A fierce competitor who made the spectacular commonplace in victory and defeat, Liddell was the class of the light heavyweight division for the better part of a decade. He left a number of celebrated victims in his wake during a historic run that included two seven-fight winning streaks in the UFC. “The Iceman” made his Octagon debut at UFC 17 on May 15, 1998, went on to become a pay-per-view magnet and reached the height of his power in December 2006, when he fought former training partner Tito Ortiz for a second time in the UFC 66 main event to the tune of more than one million PPV buys. Liddell did not age well inside the cage, but the fact that he lost five of his last six fights -- four of them by knockout -- did nothing to diminish the star he had built. He was enshrined in the UFC Hall of Fame on July 11, 2009, more than a year before he retired.

Here some of the numbers that have come to define Liddell, still a fan favorite:

1: Submission loss on his resume. Jeremy Horn was the culprit, as he finished “The Iceman” with an inverted arm-triangle choke in Liddell’s third professional bout at UFC 19 in March 1999.

5: UFC champions Liddell defeated during his 12-plus-year career. He beat Ortiz (twice), Randy Couture (twice), Vitor Belfort, Murilo Bustamante and Kevin Randleman.

7: Post-fight performance bonuses earned in the UFC. Liddell was honored twice for “Fight of the Night” and five times for “Knockout of the Night.”

8: First-round finishes to his credit. Liddell authored the quickest finish of his career at UFC 31 on May 4, 2001, when he knocked out Randleman in 78 seconds at the Trump Taj Mahal in Atlantic City, New Jersey.
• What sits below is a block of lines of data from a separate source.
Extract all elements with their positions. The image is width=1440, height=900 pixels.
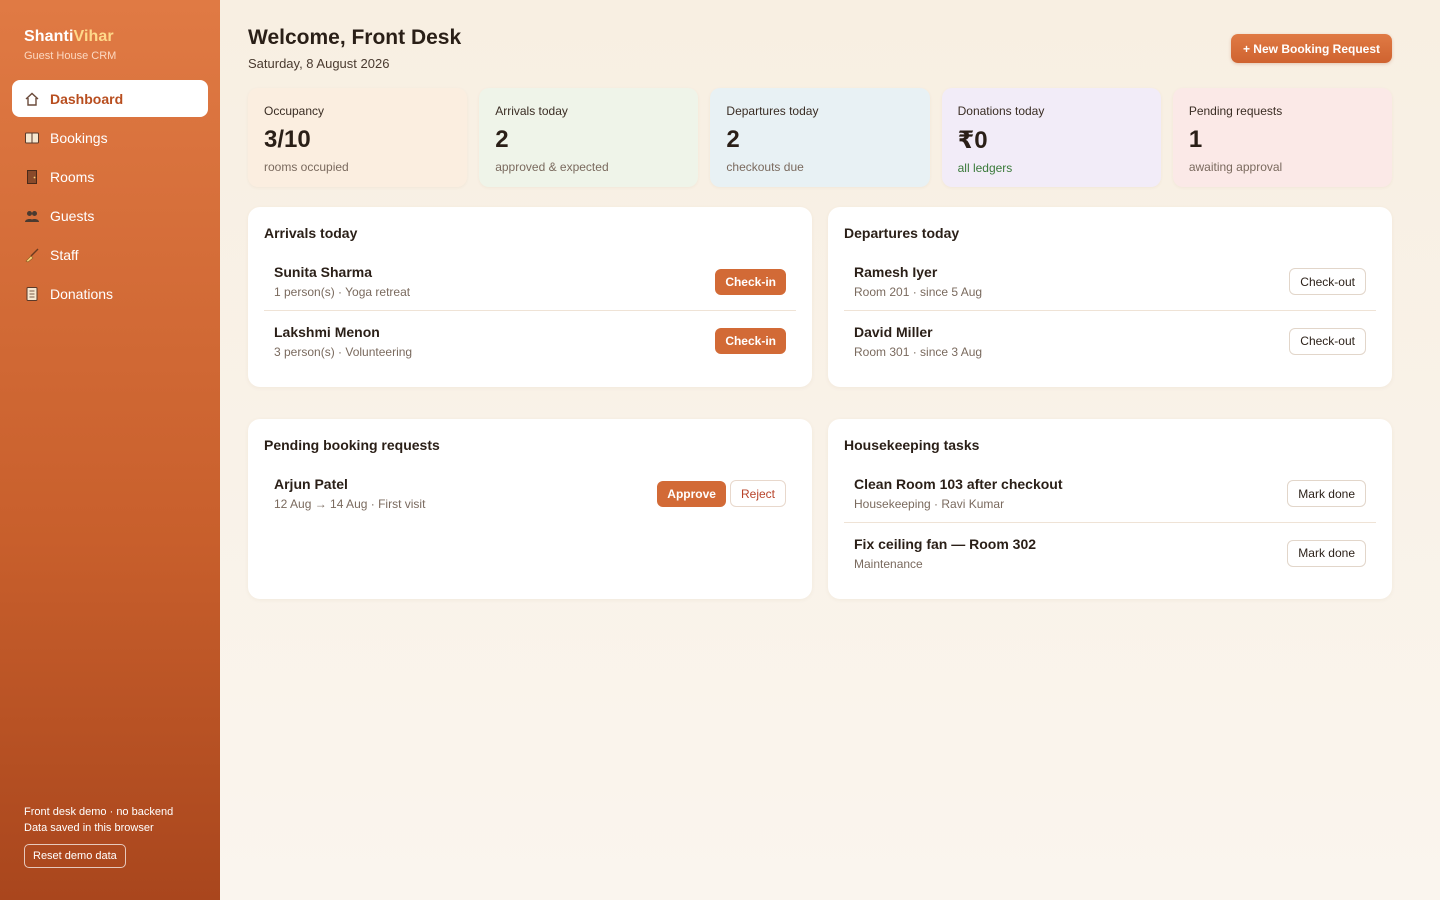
brand-subtitle: Guest House CRM [24,50,117,62]
task-detail: Maintenance [854,556,923,571]
brand: ShantiVihar Guest House CRM [12,28,208,62]
card-title: Arrivals today [264,225,358,241]
sidebar-footer: Front desk demo · no backend Data saved … [24,804,173,868]
task-name: Clean Room 103 after checkout [854,476,1063,492]
stat-label: Occupancy [264,104,325,118]
stat-card-pending: Pending requests 1 awaiting approval [1172,88,1393,187]
guest-detail: 1 person(s) · Yoga retreat [274,285,411,299]
check-in-button[interactable]: Check-in [715,268,786,295]
housekeeping-list: Clean Room 103 after checkout Housekeepi… [844,463,1376,581]
list-item: David Miller Room 301 · since 3 Aug Chec… [844,310,1376,369]
page-header: Welcome, Front Desk Saturday, 8 August 2… [248,26,1392,71]
departures-card: Departures today Ramesh Iyer Room 201 · … [828,207,1392,387]
sidebar-item-label: Dashboard [50,90,124,107]
book-icon [24,130,40,146]
reset-demo-button[interactable]: Reset demo data [24,844,126,868]
broom-icon [24,247,40,263]
pending-list: Arjun Patel 12 Aug → 14 Aug · First visi… [264,463,796,522]
reject-button[interactable]: Reject [729,480,786,507]
stat-card-arrivals: Arrivals today 2 approved & expected [479,88,699,187]
mark-done-button[interactable]: Mark done [1287,480,1366,507]
stat-label: Arrivals today [495,104,568,118]
pending-requests-card: Pending booking requests Arjun Patel 12 … [248,419,812,599]
guest-detail: 3 person(s) · Volunteering [274,344,413,359]
check-out-button[interactable]: Check-out [1289,268,1366,295]
sidebar-item-guests[interactable]: Guests [12,197,208,234]
main-content: Welcome, Front Desk Saturday, 8 August 2… [220,0,1440,900]
guest-name: David Miller [854,323,933,340]
stat-value: ₹0 [957,127,988,154]
task-detail: Housekeeping · Ravi Kumar [854,497,1005,511]
brand-name-part2: Vihar [73,28,114,45]
stat-sub: checkouts due [726,160,804,174]
sidebar-nav: Dashboard Bookings Rooms Guests Staff Do… [12,80,208,312]
guest-name: Lakshmi Menon [274,323,380,340]
stat-sub: awaiting approval [1188,160,1283,174]
footer-storage-note: Data saved in this browser [24,822,154,834]
stat-label: Departures today [726,104,819,118]
stat-label: Pending requests [1188,104,1283,118]
guest-detail: Room 301 · since 3 Aug [854,344,983,359]
stat-value: 3/10 [264,126,311,153]
sidebar-item-dashboard[interactable]: Dashboard [12,80,208,117]
new-booking-button[interactable]: + New Booking Request [1230,34,1392,63]
departures-list: Ramesh Iyer Room 201 · since 5 Aug Check… [844,251,1376,369]
guest-name: Arjun Patel [274,476,348,492]
list-item: Sunita Sharma 1 person(s) · Yoga retreat… [264,251,796,310]
request-detail: 12 Aug → 14 Aug · First visit [274,497,426,511]
sidebar-item-label: Rooms [50,168,95,185]
list-item: Arjun Patel 12 Aug → 14 Aug · First visi… [264,463,796,522]
stats-row: Occupancy 3/10 rooms occupied Arrivals t… [248,88,1393,187]
home-icon [24,91,40,107]
card-title: Departures today [844,225,960,241]
stat-value: 2 [726,126,740,153]
stat-sub: all ledgers [957,161,1013,175]
page-title: Welcome, Front Desk [248,26,462,49]
stat-card-donations: Donations today ₹0 all ledgers [941,88,1161,187]
sidebar-item-label: Bookings [50,129,108,146]
list-item: Fix ceiling fan — Room 302 Maintenance M… [844,522,1376,581]
sidebar-item-label: Guests [50,207,95,224]
sidebar: ShantiVihar Guest House CRM Dashboard Bo… [0,0,220,900]
card-title: Housekeeping tasks [844,437,980,453]
footer-demo-note: Front desk demo · no backend [24,806,174,818]
stat-value: 2 [495,126,509,153]
list-item: Clean Room 103 after checkout Housekeepi… [844,463,1376,522]
approve-button[interactable]: Approve [657,480,726,507]
sidebar-item-label: Donations [50,285,114,302]
list-item: Lakshmi Menon 3 person(s) · Volunteering… [264,310,796,369]
guest-name: Ramesh Iyer [854,264,938,280]
sidebar-item-donations[interactable]: Donations [12,275,208,312]
task-name: Fix ceiling fan — Room 302 [854,535,1037,552]
housekeeping-card: Housekeeping tasks Clean Room 103 after … [828,419,1392,599]
stat-value: 1 [1188,126,1203,153]
guest-name: Sunita Sharma [274,264,373,280]
brand-name-part1: Shanti [24,28,74,45]
request-actions: Approve Reject [657,480,786,507]
current-date: Saturday, 8 August 2026 [248,56,390,71]
brand-name[interactable]: ShantiVihar [24,28,208,46]
sidebar-item-bookings[interactable]: Bookings [12,119,208,156]
stat-sub: rooms occupied [264,160,349,174]
arrivals-list: Sunita Sharma 1 person(s) · Yoga retreat… [264,251,796,369]
arrivals-card: Arrivals today Sunita Sharma 1 person(s)… [248,207,812,387]
card-title: Pending booking requests [264,437,440,453]
dashboard-grid: Arrivals today Sunita Sharma 1 person(s)… [248,207,1392,599]
stat-card-occupancy: Occupancy 3/10 rooms occupied [248,88,468,187]
sidebar-item-label: Staff [50,246,79,263]
people-icon [24,208,40,224]
mark-done-button[interactable]: Mark done [1287,539,1366,567]
ledger-icon [24,286,40,302]
sidebar-item-staff[interactable]: Staff [12,236,208,273]
stat-card-departures: Departures today 2 checkouts due [710,88,930,187]
check-out-button[interactable]: Check-out [1289,327,1366,355]
stat-sub: approved & expected [495,160,609,174]
door-icon [24,169,40,185]
check-in-button[interactable]: Check-in [715,328,786,354]
sidebar-item-rooms[interactable]: Rooms [12,158,208,195]
list-item: Ramesh Iyer Room 201 · since 5 Aug Check… [844,251,1376,310]
guest-detail: Room 201 · since 5 Aug [854,285,983,299]
stat-label: Donations today [957,104,1045,118]
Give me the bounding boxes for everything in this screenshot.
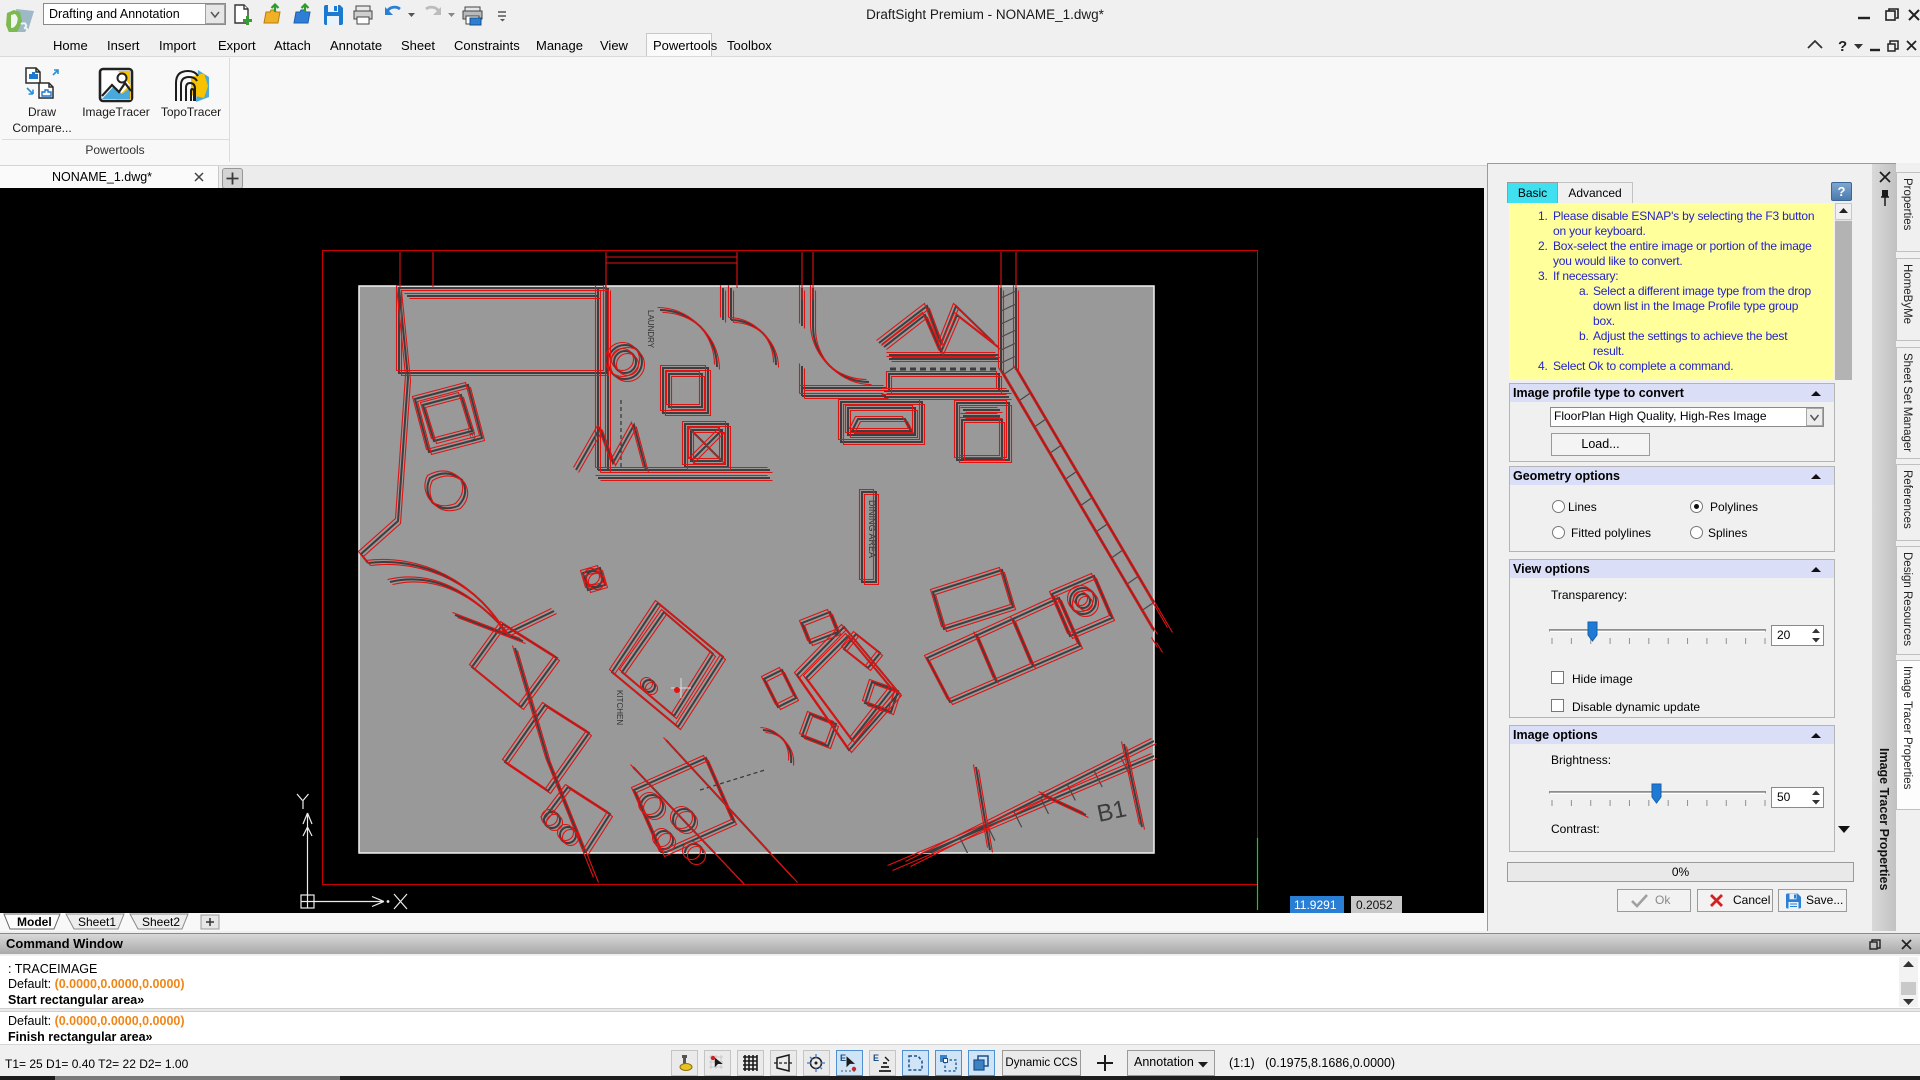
svg-text:E: E: [840, 1053, 846, 1063]
svg-text:E: E: [873, 1053, 879, 1063]
svg-text:Sheet1: Sheet1: [78, 915, 116, 929]
svg-text:Model: Model: [17, 915, 52, 929]
svg-text:LAUNDRY: LAUNDRY: [646, 310, 655, 349]
svg-text:KITCHEN: KITCHEN: [615, 690, 624, 725]
svg-text:Sheet2: Sheet2: [142, 915, 180, 929]
svg-text:?: ?: [1838, 38, 1847, 55]
svg-text:0.2052: 0.2052: [1356, 898, 1393, 912]
svg-text:DINING AREA: DINING AREA: [867, 500, 877, 558]
svg-text:11.9291: 11.9291: [1294, 898, 1337, 912]
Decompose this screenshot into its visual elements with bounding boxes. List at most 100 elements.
11: Men other than Liddell who have captured the Ultimate Fighting Championship light heavyweight title. They are Ortiz, Jackson, Belfort, Couture, Frank Shamrock, Forrest Griffin, Rashad Evans, Lyoto Machida, Mauricio Rua, Jon Jones and Daniel Cormier. Liddell’s reign lasted 770 days.

13: Wins by knockout or technical knockout. They account for 62 percent of Liddell’s career total.

14: Knockdowns landed in UFC competition. According to FightMetric, that figure puts Liddell third on the promotion’s all-time list, tying him with Donald Cerrone. Only Anderson Silva (18) and Jeremy Stephens (16) have more.

48: Years of age. Charles David Liddell was born on Dec. 17, 1969 in Santa Barbara, California.

80.4: Percent of takedowns Liddell successfully defended. That ranks seventh in UFC history in the category behind Jon Jones (95.0), Ryan Jimmo (87.5), Alexander Gustafsson (85.4), Gian Villante (85.0), Machida (81.8) and Ryan Bader (80.6).

237: Victories between the seven fighters who defeated Liddell. They were Horn (91), Couture (19), Jackson (37), Evans (19), Rua (25), Keith Jardine (17) and Rich Franklin (29). Only Jackson managed to beat Liddell twice.